Obamacare has provided health insurance for some New Yorkers, but there’s a new proposal that one State Assembly member, some doctors and others say would be a better way to deliver healthcare. State Assembly Health Chair Richard Gottfried authored an act that would bring state-wide universal healthcare to New York. He says under the program, people with employer funded health insurance would save even more.
They would not pay a premium; they would not pay a deductible; they would not pay a co-pay. If they go out of network , they would not pay out-of-network charges. The system would be entirely funded by brad-based assessments based on ability to pay."
Robert Ostrander is a doctor with a family practice and teaches at Upstate Medical University who supports the plan. He thinks it would simplify the healthcare system and cut his overhead costs in half. He says that taxpayers already pay enough…
"When you consider Medicaid, Medicare, Child Health Plus, Family Health Plus, the State Exchange Subsidies and health insurance for government employees on every level, taxpayers are already purchasing a large percentage of health care coverage in an unnecessary complicated and inefficient manner."
Ostrander adds that most physicians, employers and patients favor a single-payer healthcare system… even with some misgivings.
Norma Helsper, a SUNY Cortland Professor, says the current insurance system is too complicated. When she tried to get care for her mentally disabled daughter, she faced several hurdles from insurance companies.
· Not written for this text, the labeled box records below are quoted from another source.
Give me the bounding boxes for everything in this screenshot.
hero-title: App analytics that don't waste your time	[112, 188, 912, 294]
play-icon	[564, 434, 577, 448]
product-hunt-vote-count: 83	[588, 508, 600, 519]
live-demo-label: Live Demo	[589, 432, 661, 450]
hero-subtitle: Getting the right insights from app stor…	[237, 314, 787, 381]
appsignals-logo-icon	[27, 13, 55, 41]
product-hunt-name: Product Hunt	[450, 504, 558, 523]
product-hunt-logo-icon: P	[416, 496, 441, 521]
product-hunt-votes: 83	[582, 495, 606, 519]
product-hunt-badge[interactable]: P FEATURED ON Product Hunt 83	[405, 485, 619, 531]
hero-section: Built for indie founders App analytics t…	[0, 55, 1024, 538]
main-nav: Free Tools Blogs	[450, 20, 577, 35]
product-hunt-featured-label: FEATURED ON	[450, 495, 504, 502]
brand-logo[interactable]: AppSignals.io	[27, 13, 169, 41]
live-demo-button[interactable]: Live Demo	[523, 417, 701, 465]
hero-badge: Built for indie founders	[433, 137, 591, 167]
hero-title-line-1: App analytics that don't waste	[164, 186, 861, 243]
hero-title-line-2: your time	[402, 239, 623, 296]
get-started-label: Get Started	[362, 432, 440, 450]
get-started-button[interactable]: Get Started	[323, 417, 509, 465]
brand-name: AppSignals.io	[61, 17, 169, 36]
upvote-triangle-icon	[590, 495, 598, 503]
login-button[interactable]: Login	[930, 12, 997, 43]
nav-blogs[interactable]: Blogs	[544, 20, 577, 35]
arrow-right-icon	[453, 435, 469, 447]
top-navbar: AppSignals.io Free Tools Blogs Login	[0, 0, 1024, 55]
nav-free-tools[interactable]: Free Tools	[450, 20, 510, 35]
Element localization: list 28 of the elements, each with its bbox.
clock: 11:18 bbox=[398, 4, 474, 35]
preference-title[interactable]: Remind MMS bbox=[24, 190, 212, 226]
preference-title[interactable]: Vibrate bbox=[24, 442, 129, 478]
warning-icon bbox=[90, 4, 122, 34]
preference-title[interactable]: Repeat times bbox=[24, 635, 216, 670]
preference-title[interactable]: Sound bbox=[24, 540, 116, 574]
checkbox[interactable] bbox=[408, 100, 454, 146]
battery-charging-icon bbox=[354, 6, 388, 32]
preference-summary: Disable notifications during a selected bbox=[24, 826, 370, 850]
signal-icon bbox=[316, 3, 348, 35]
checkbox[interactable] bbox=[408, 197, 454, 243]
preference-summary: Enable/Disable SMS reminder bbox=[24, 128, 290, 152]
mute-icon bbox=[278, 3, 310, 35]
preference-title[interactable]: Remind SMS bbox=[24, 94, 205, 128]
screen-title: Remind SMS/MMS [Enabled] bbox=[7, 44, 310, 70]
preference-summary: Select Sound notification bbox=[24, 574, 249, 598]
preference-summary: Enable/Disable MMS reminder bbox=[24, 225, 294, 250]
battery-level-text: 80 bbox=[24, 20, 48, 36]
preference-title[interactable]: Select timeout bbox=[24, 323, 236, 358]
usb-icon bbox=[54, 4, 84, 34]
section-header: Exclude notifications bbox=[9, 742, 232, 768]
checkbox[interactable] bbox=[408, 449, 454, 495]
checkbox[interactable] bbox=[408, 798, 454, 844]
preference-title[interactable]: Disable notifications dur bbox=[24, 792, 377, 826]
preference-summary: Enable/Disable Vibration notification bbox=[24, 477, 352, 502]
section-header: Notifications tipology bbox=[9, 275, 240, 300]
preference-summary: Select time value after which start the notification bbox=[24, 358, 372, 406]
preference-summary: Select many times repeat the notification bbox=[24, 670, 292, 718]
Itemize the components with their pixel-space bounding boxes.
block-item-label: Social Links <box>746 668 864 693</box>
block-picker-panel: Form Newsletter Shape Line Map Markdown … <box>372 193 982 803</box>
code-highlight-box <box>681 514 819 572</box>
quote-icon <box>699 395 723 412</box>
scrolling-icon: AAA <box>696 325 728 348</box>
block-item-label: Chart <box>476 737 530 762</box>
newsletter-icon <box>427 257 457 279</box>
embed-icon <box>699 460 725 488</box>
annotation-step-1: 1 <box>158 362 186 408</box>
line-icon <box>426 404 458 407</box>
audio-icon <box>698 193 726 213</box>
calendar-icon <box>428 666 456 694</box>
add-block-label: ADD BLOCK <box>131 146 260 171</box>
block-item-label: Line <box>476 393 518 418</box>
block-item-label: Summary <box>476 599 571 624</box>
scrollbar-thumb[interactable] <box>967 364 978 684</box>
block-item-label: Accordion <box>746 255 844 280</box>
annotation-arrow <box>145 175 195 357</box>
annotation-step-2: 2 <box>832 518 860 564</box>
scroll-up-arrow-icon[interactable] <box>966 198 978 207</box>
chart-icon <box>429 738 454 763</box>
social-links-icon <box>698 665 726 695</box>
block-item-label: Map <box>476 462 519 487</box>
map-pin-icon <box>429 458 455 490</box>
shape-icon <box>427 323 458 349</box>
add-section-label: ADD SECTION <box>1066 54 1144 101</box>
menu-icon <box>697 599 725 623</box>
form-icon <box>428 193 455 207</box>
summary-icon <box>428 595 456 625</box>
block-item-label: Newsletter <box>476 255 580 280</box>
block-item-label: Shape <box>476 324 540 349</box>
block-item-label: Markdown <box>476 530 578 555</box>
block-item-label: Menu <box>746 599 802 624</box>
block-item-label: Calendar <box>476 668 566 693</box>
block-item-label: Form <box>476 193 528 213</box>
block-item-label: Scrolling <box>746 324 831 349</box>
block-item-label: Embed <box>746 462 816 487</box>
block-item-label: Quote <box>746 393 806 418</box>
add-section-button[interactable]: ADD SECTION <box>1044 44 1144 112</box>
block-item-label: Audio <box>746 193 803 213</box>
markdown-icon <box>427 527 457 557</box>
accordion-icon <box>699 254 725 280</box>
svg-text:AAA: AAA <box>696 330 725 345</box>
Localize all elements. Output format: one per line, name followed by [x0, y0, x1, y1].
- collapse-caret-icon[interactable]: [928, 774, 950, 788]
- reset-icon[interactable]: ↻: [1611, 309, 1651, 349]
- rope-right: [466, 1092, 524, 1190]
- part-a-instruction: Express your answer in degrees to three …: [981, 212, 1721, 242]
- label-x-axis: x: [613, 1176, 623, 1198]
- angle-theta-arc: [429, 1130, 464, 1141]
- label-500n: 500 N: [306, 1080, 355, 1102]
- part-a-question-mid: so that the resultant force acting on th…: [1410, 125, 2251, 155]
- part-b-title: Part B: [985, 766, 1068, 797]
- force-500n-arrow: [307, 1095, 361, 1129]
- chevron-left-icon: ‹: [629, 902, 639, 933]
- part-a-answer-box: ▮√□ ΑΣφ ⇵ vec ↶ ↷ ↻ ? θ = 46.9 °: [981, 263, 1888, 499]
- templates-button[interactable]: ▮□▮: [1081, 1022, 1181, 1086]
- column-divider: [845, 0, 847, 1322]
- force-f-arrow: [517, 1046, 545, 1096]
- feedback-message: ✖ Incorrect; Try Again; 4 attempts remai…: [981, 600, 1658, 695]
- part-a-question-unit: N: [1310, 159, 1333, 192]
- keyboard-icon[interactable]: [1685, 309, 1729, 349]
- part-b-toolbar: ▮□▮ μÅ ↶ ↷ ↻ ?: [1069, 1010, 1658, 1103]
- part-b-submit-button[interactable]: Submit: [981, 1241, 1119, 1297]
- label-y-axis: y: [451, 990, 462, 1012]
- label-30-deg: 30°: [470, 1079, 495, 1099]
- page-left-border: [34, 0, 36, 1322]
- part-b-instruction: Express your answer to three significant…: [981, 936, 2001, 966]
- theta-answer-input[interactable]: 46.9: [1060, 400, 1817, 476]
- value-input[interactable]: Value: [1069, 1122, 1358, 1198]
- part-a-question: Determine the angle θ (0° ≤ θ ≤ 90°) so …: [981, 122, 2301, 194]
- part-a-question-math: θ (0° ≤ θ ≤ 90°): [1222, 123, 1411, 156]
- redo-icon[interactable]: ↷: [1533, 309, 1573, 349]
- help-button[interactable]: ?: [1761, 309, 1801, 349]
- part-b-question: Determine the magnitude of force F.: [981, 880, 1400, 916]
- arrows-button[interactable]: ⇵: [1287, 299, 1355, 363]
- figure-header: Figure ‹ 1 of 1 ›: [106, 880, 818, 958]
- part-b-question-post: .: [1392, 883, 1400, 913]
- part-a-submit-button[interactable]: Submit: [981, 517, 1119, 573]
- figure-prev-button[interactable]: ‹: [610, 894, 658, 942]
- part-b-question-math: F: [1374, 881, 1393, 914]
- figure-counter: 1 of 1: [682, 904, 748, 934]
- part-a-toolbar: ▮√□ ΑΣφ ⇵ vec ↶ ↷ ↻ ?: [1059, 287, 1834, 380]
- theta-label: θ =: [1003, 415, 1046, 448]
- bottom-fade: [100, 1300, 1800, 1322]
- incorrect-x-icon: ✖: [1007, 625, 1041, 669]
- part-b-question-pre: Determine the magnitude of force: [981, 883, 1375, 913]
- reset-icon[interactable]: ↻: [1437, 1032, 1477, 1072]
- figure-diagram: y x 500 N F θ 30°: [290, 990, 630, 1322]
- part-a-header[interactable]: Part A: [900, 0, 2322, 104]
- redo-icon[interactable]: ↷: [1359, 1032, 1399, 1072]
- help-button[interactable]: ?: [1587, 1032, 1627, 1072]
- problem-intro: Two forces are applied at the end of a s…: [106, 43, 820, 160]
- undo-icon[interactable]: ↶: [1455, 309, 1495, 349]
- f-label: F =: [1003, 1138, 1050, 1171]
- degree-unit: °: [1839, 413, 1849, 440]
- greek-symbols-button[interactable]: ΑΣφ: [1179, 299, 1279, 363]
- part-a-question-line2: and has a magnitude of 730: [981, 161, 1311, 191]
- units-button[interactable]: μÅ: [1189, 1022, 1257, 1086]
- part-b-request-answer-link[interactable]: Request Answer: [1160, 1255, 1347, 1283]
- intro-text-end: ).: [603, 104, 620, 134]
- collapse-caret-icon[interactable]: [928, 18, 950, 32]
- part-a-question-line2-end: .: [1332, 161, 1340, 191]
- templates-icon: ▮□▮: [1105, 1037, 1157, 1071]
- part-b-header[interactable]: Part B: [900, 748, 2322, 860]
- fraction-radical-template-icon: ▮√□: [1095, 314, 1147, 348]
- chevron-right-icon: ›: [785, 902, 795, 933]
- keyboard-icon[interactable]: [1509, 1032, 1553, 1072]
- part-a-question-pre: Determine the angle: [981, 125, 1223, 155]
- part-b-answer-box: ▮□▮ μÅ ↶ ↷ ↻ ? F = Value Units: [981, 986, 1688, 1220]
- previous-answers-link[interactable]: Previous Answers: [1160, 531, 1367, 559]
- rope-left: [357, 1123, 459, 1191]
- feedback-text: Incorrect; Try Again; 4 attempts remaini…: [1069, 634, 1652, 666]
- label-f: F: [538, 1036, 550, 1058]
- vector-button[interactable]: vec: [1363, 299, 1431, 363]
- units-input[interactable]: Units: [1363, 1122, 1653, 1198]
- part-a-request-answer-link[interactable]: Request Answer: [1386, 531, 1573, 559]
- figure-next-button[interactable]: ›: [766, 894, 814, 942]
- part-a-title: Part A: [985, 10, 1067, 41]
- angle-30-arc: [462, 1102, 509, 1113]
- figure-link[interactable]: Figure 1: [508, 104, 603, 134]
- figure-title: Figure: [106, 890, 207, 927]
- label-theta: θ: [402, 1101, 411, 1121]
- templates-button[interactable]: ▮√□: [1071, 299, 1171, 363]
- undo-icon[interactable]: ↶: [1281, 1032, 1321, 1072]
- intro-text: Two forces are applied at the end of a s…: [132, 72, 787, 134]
"After she was admitted to to the behavioral unit at Cayuga Medical Center, our insurance company called every day to harass the doctor responsible for her care saying , 'this girl shouldn't be int eh hospital. she can't benefit form talk therapy.'"
The State Assembly Health Committee held a hearing today about the need for Universal Healthcare at Upstate Medical University. Five others will also be held across the State in the upcoming weeks.